En résumé, le manager français se trouve privé de son manuel. Je ne sais pas comment le management à la française est devenu l’art d’interrompre le business pour mettre en œuvre ses fausses bonnes idées. Avons-nous toujours été comme ça ? Où est-ce d’avoir oublié ce qu’est un fonds de commerce et remplacé les managers de terrain par des chefs de projets parachutés du siège ? (oui, vous, vous vous reconnaissez !)
Les recommandations de Toyota à l’époque n’étaient pas limpides non plus :
- partager les mauvaises nouvelles d’abord
- prévenir tout de suite et mettre en place des stocks de sécurité
- manager les personnes
Toyota concluait par : «
Les fournisseurs français doivent l’entendre s’ils ont l’intention d’être compétitifs dans un panel européen ou global. La France est un pays où l’on doit porter au management du risque une attention particulière… »
Des années plus tard, et nous y voici. Nos grands managers ont exporté notre industrie plutôt que de s’en occuper. Nos grands politiciens ont mis les gens dans la rue – et toujours sans la moindre remise en question.
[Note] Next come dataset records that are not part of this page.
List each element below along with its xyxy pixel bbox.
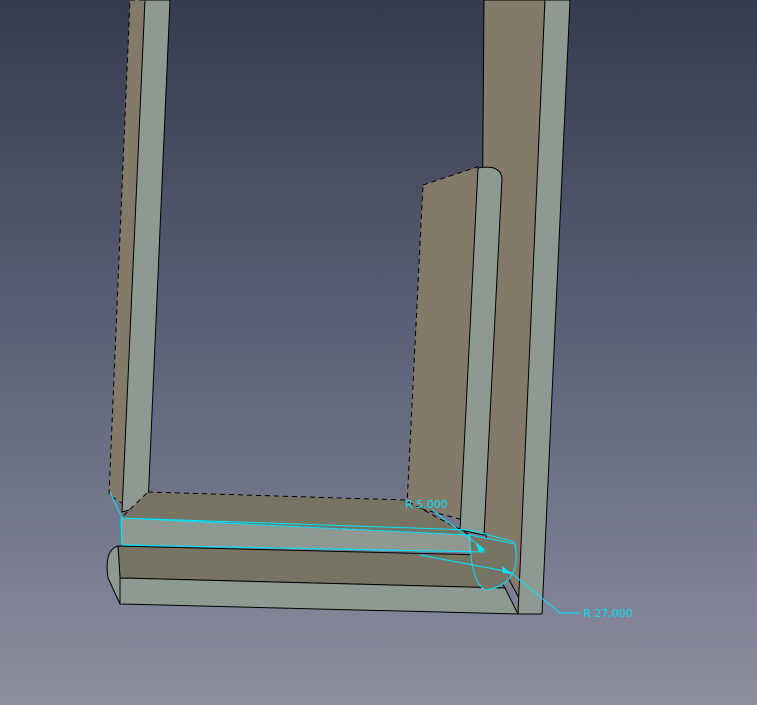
dimension-label-inner-radius[interactable]: R 5,000 <box>405 498 448 511</box>
cad-scene[interactable]: R 5,000 R 27,000 <box>0 0 757 705</box>
lower-base-left-edge[interactable] <box>106 545 121 605</box>
3d-viewport[interactable]: R 5,000 R 27,000 <box>0 0 757 705</box>
dimension-label-outer-radius[interactable]: R 27,000 <box>583 607 633 620</box>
Les temps du management par décret sont révolus, faisons face. Réapprenons à faire marcher les choses. Arrêtons d’aller chercher une énième solution miracle (le 4.0 ? Quelqu’un ? Le big data ?) et allons sur le terrain, parlons aux gens qui font le boulot, intéressons-nous et découvrons comment on peut les aider – pas en imposant plus de travail, d’audits, de bâtonnages, de contrôles, de travailler avec un consultant – mais en les
aidant.
Faire marcher les choses signifie s’en occuper. Tous les jours. Plusieurs fois par jour. Cela signifie s’intéresser aux détails, observer et discuter avec les gens jusqu’à ce que le problème soit clair. Puis leur demander ce qu’ils comptent faire. Et les soulager de tout ce qui peut leur mettre des bâtons dans les roues.
Cela signifie également d’être curieux de savoir comment fonctionne un système complexe – de comprendre que le fort couplage (tout touche tout et réciproquement) et que des mauvais interfaces (qui doit parler à qui est flou) font que le moindre grain de sable peut bloquer toute la machine.
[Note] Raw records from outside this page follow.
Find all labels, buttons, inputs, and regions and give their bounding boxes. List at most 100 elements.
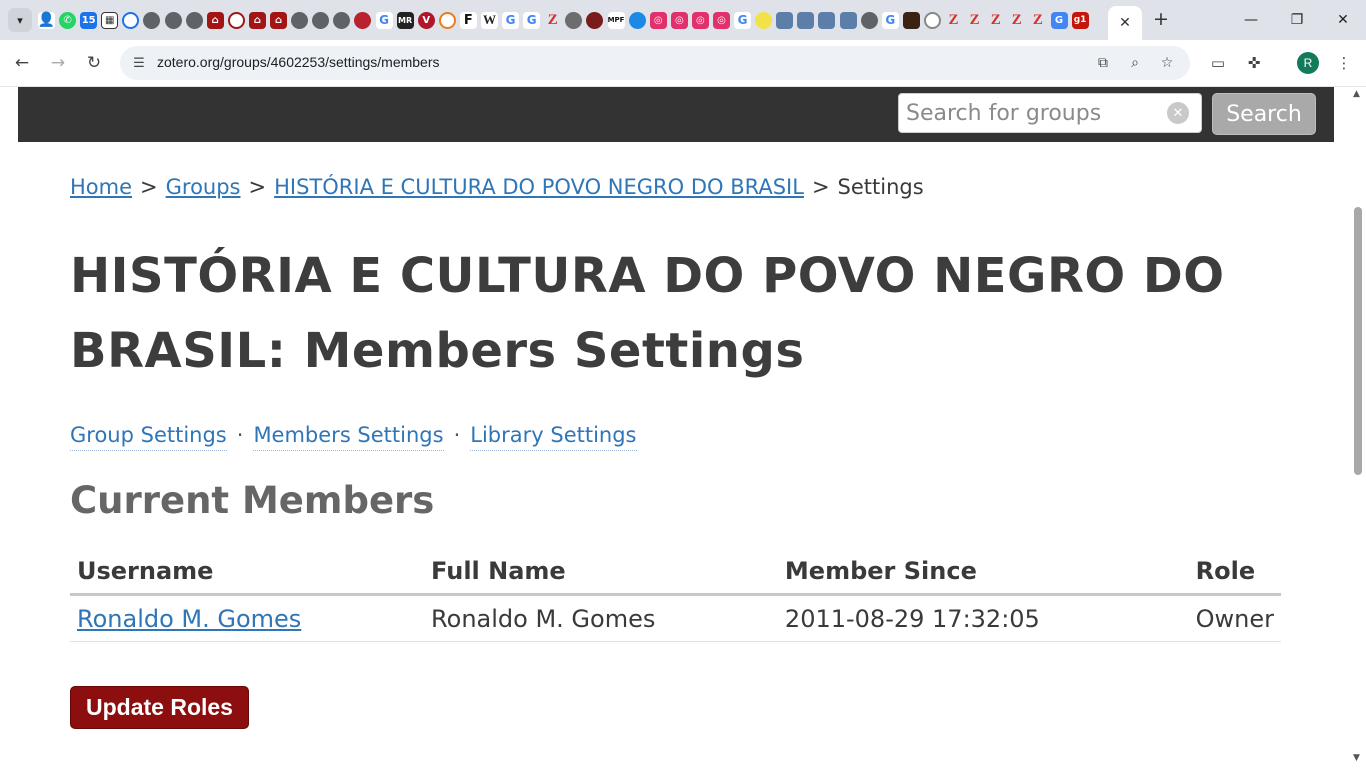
restore-button[interactable]: ❐ — [1274, 6, 1320, 34]
translate-icon[interactable]: G — [1050, 11, 1068, 29]
scrollbar-thumb[interactable] — [1354, 207, 1362, 475]
house-icon[interactable]: ⌂ — [206, 11, 224, 29]
table-icon[interactable]: ▦ — [101, 11, 119, 29]
translate-icon[interactable]: ⧉ — [1093, 53, 1113, 73]
google-icon[interactable]: G — [502, 11, 520, 29]
globe-icon[interactable] — [312, 11, 330, 29]
whatsapp-icon[interactable]: ✆ — [59, 11, 77, 29]
google-icon[interactable]: G — [734, 11, 752, 29]
members-settings-link[interactable]: Members Settings — [253, 423, 444, 451]
house-icon[interactable]: ⌂ — [270, 11, 288, 29]
blue-logo-icon[interactable] — [628, 11, 646, 29]
settings-subnav: Group Settings · Members Settings · Library … — [70, 423, 637, 451]
breadcrumb-current: Settings — [837, 175, 924, 199]
house-icon[interactable]: ⌂ — [248, 11, 266, 29]
scroll-up-arrow-icon[interactable]: ▲ — [1353, 89, 1360, 99]
clear-search-icon[interactable]: ✕ — [1167, 102, 1189, 124]
scroll-down-arrow-icon[interactable]: ▼ — [1353, 753, 1360, 763]
column-header-member-since: Member Since — [777, 551, 1189, 596]
zoom-icon[interactable]: ⌕ — [1125, 53, 1145, 73]
google-icon[interactable]: G — [881, 11, 899, 29]
extensions-puzzle-icon[interactable]: ✜ — [1243, 52, 1265, 74]
mpf-icon[interactable]: MPF — [607, 11, 625, 29]
close-window-button[interactable]: ✕ — [1320, 6, 1366, 34]
member-since-cell: 2011-08-29 17:32:05 — [777, 594, 1189, 642]
red-logo-icon[interactable]: V — [417, 11, 435, 29]
active-tab[interactable]: ✕ — [1108, 6, 1142, 40]
pinned-tabs: 👤 ✆ 15 ▦ ⌂ ⌂ ⌂ G MR V F W G G Z MPF ◎ ◎ … — [38, 9, 1093, 31]
site-info-icon[interactable]: ☰ — [130, 54, 148, 72]
minimize-button[interactable]: — — [1228, 6, 1274, 34]
globe-icon[interactable] — [333, 11, 351, 29]
zotero-icon[interactable]: Z — [987, 12, 1004, 29]
group-search-box: ✕ — [898, 93, 1202, 133]
globe-icon[interactable] — [143, 11, 161, 29]
breadcrumb-group-link[interactable]: HISTÓRIA E CULTURA DO POVO NEGRO DO BRAS… — [274, 175, 804, 199]
dark-logo-icon[interactable] — [902, 11, 920, 29]
archive-icon[interactable] — [818, 11, 836, 29]
instagram-icon[interactable]: ◎ — [649, 11, 667, 29]
yellow-circle-icon[interactable] — [755, 11, 773, 29]
page-scrollbar[interactable]: ▲ ▼ — [1350, 87, 1366, 768]
zotero-icon[interactable]: Z — [1008, 12, 1025, 29]
g1-icon[interactable]: g1 — [1071, 11, 1089, 29]
menu-kebab-icon[interactable]: ⋮ — [1333, 52, 1355, 74]
address-bar[interactable]: ☰ zotero.org/groups/4602253/settings/mem… — [120, 46, 1190, 80]
archive-icon[interactable] — [797, 11, 815, 29]
globe-icon[interactable] — [164, 11, 182, 29]
zotero-icon[interactable]: Z — [544, 12, 561, 29]
search-button[interactable]: Search — [1212, 93, 1316, 135]
close-tab-icon[interactable]: ✕ — [1119, 15, 1131, 31]
instagram-icon[interactable]: ◎ — [691, 11, 709, 29]
reload-icon[interactable]: ↻ — [82, 51, 106, 75]
profile-avatar[interactable]: R — [1297, 52, 1319, 74]
globe-icon[interactable] — [185, 11, 203, 29]
username-link[interactable]: Ronaldo M. Gomes — [77, 605, 301, 633]
tab-search-chevron-down-icon[interactable]: ▾ — [8, 8, 32, 32]
breadcrumb-groups-link[interactable]: Groups — [166, 175, 241, 199]
archive-icon[interactable] — [776, 11, 794, 29]
column-header-role: Role — [1188, 551, 1281, 596]
column-header-username: Username — [70, 551, 425, 596]
red-circle-icon[interactable] — [354, 11, 372, 29]
members-table: Username Full Name Member Since Role Ron… — [70, 551, 1281, 642]
new-tab-button[interactable]: + — [1150, 8, 1172, 30]
archive-icon[interactable] — [839, 11, 857, 29]
forward-arrow-icon[interactable]: → — [46, 51, 70, 75]
reading-list-icon[interactable]: ▭ — [1207, 52, 1229, 74]
back-arrow-icon[interactable]: ← — [10, 51, 34, 75]
breadcrumb: Home > Groups > HISTÓRIA E CULTURA DO POVO N… — [70, 175, 924, 199]
orange-circle-icon[interactable] — [438, 11, 456, 29]
update-roles-button[interactable]: Update Roles — [70, 686, 249, 729]
globe-icon[interactable] — [860, 11, 878, 29]
library-settings-link[interactable]: Library Settings — [470, 423, 637, 451]
zotero-icon[interactable]: Z — [1029, 12, 1046, 29]
mr-icon[interactable]: MR — [396, 11, 414, 29]
globe-icon[interactable] — [291, 11, 309, 29]
instagram-icon[interactable]: ◎ — [713, 11, 730, 29]
round-logo-icon[interactable] — [586, 11, 604, 29]
blue-ring-icon[interactable] — [122, 11, 140, 29]
url-text[interactable]: zotero.org/groups/4602253/settings/membe… — [157, 54, 440, 70]
round-logo-icon[interactable] — [565, 11, 583, 29]
google-icon[interactable]: G — [523, 11, 541, 29]
group-settings-link[interactable]: Group Settings — [70, 423, 227, 451]
breadcrumb-home-link[interactable]: Home — [70, 175, 132, 199]
zotero-icon[interactable]: Z — [966, 12, 983, 29]
bookmark-star-icon[interactable]: ☆ — [1157, 53, 1177, 73]
group-search-input[interactable] — [899, 94, 1173, 132]
fp-icon[interactable]: F — [459, 11, 477, 29]
ring-icon[interactable] — [923, 11, 941, 29]
red-seal-icon[interactable] — [227, 11, 245, 29]
tab-strip: ▾ 👤 ✆ 15 ▦ ⌂ ⌂ ⌂ G MR V F W G G Z MPF ◎ … — [0, 0, 1366, 40]
google-icon[interactable]: G — [375, 11, 393, 29]
person-icon[interactable]: 👤 — [38, 11, 55, 29]
calendar-icon[interactable]: 15 — [80, 11, 98, 29]
subnav-separator: · — [236, 423, 244, 447]
zotero-icon[interactable]: Z — [945, 12, 962, 29]
instagram-icon[interactable]: ◎ — [670, 11, 688, 29]
wikipedia-icon[interactable]: W — [480, 11, 498, 29]
page-viewport: ✕ Search Home > Groups > HISTÓRIA E CULTURA … — [0, 87, 1366, 768]
current-members-heading: Current Members — [70, 479, 435, 522]
column-header-full-name: Full Name — [424, 551, 778, 596]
La non performance n’est pas une fatalité. Les entreprises qui voient le lean comme une stratégie le prouvent tous les jours. Et d’essayer vainement de compenser ses échecs par des coups de com n’est pas une nécessité. S’occuper des choses n’est pas si difficile : on peut commencer par aller sur le terrain tous les jours, regarder où en sont les choses par rapport au
takt time prévu, regarder le
lead-time avec les équipes, discuter des écarts des
lead-time et les suivre sur place pour observer les causes, leur demander leur avis, leur demander où elles commenceraient pour améliorer les choses et réfléchir à comment supporter leur action. Cela ne demande rien de plus qu’un brin de courage et de curiosité.
Ah, oui, cela demande surtout de commencer par s’intéresser à ce qui ne va pas et non pas sans arrêt ne mettre en avant que les bonnes nouvelles. Ceci, il est vrai, nécessite de faire suffisamment confiance à ses points forts pour aborder ses points faibles sans se noyer ni dans le complexe d’imposture ni dans le complexe de toute puissance qu’exhibent à longueur de journée les cadres qui nous dirigent.
Bref, ça demande simplement de revenir à faire son métier du mieux possible, sincèrement, et avec les autres, en branchant le cerveau plutôt que l’ego, en commençant par comprendre le problème et l’écart à l’idéal, plutôt que « j’ai besoin », « il me faut », « tu peux me faire » et « je sais que tu sais faire des miracles sous pression. »
Le lean est avant tout une stratégie de la continuité du business, ce qui implique de se pencher sur les bourgeons des problèmes pour repérer les risques d’interruption avant qu’il n’aient pleinement éclos et travailler avec les équipes pour les prévenir. Performer est toujours à portée de main, mais il faut commencer par le vouloir.